Lena schrie auf. Gegenstände fielen vom Tisch, Papier flatterte zu Boden, aber sie spürte nur, wie er sie ausfüllte, wie sein harter Schwanz ihre Wände dehnte und ihre Muschi sich um ihn schloss. Er blieb einen Moment so stehen, dann begann er zu stoßen. Langsam, tief, herausfordernd, seine Hände kneteten ihren Arsch, während er seine Eichel bei jedem Stoß gegen ihren Muttermund drückte. „Fick mich“, stöhnte sie, „fick mich härter!“ Er gehorchte sofort. Seine Stöße wurden schneller, rauer, seine Hüften klatschten gegen ihren Po, ein lautes, nasses Geräusch erfüllte das Abteil. Ihre Muschi war so nass, dass sie bei jedem Stoß schmatzte, ihre Feuchtigkeit lief ihm über die Eier. Sie konnte spüren, wie er sie aufriss, wie er ihren Körper nahm, und es machte sie noch geiler. Sie stützte sich mit einer Hand auf dem Tisch ab, die andere griff zwischen ihre Beine und rieb ihre harte, geschwollene Klitoris, während er sie von hinten fickte. „Ich bin so nah“, keuchte sie, „ich komme gleich.“
Sein Stöhnen wurde lauter, er beugte sich über sie, seine Brust an ihrem Rücken, seine Hand umfasste ihre Titten, während er von hinten weiter in sie stieß. „Komm für mich“, flüsterte er ihr ins Ohr, und sein Becken bewegte sich in einem wilden Rhythmus, der sie in den Abgrund trieb. Sie schrie auf, als ihre Muschi sich zusammenzog, ihre Wände um seinen Schwanz pulsierten, während ihre Klitoris unter ihren Fingern explodierte. Der Orgasmus riss sie mit, schüttelte ihren Körper, während sie ihren Kopf auf den Tisch legte und keuchte. Er stieß weiter in sie, trieb sie durch ihren Höhepunkt, und sie spürte, wie seine Hände ihre Hüften fester packten. „Ich komme“, stöhnte er, und sein Schwanz zuckte, als er sich in ihr ergoss, sein heißer Samen sie tief füllte. Sie spürte jede Welle, wie er in ihr pulsierte, und es war das erregendste Gefühl, das sie je erlebt hatte.

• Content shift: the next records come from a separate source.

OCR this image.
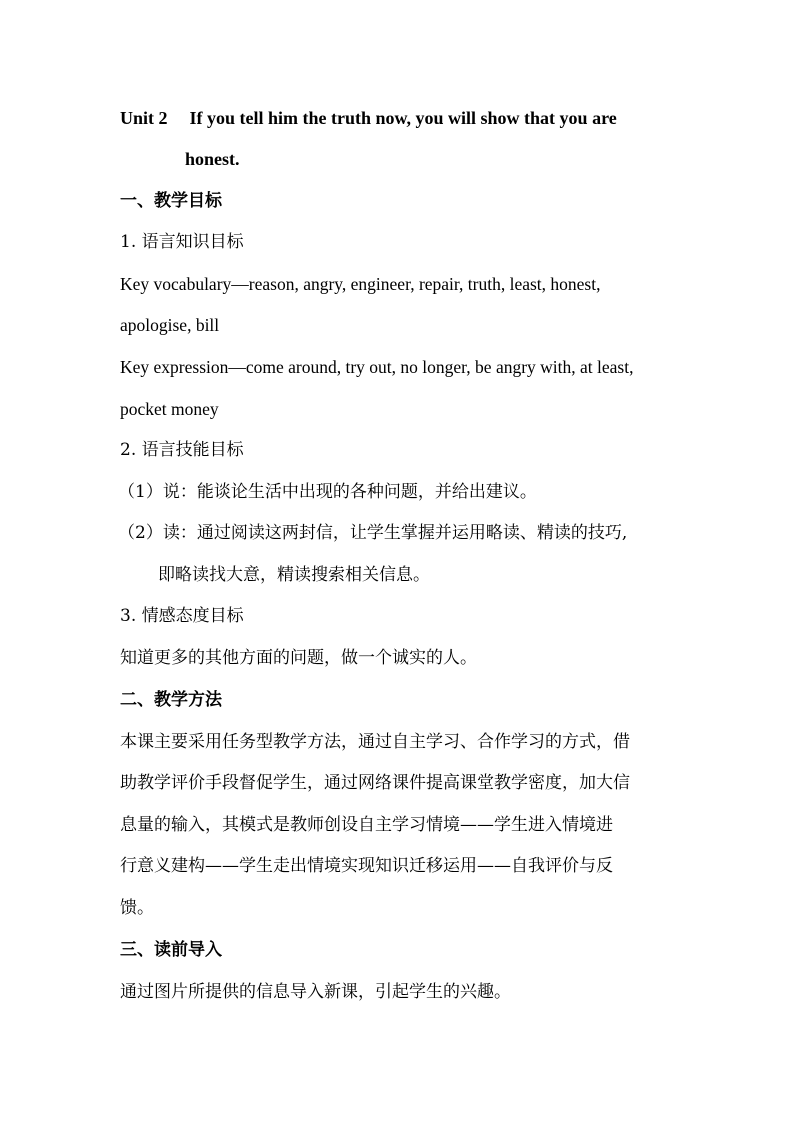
Unit 2 If you tell him the truth now, you will show that you are
honest.
一、教学目标
1. 语言知识目标
Key vocabulary—reason, angry, engineer, repair, truth, least, honest,
apologise, bill
Key expression—come around, try out, no longer, be angry with, at least,
pocket money
2. 语言技能目标
（1）说：能谈论生活中出现的各种问题，并给出建议。
（2）读：通过阅读这两封信，让学生掌握并运用略读、精读的技巧,
即略读找大意，精读搜索相关信息。
3. 情感态度目标
知道更多的其他方面的问题，做一个诚实的人。
二、教学方法
本课主要采用任务型教学方法，通过自主学习、合作学习的方式，借
助教学评价手段督促学生，通过网络课件提高课堂教学密度，加大信
息量的输入，其模式是教师创设自主学习情境——学生进入情境进
行意义建构——学生走出情境实现知识迁移运用——自我评价与反
馈。
三、读前导入
通过图片所提供的信息导入新课，引起学生的兴趣。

Er blieb einen Moment in ihr, sein Atem ging schwer, dann zog er sich langsam zurück. Seine Eichel glitt aus ihr heraus, mit einem feuchten Geräusch, und Lena spürte, wie ihr seine warme Flüssigkeit über die Schenkel lief. Sie drehte sich um und fiel in seine Arme, legte ihren Kopf an seine Brust.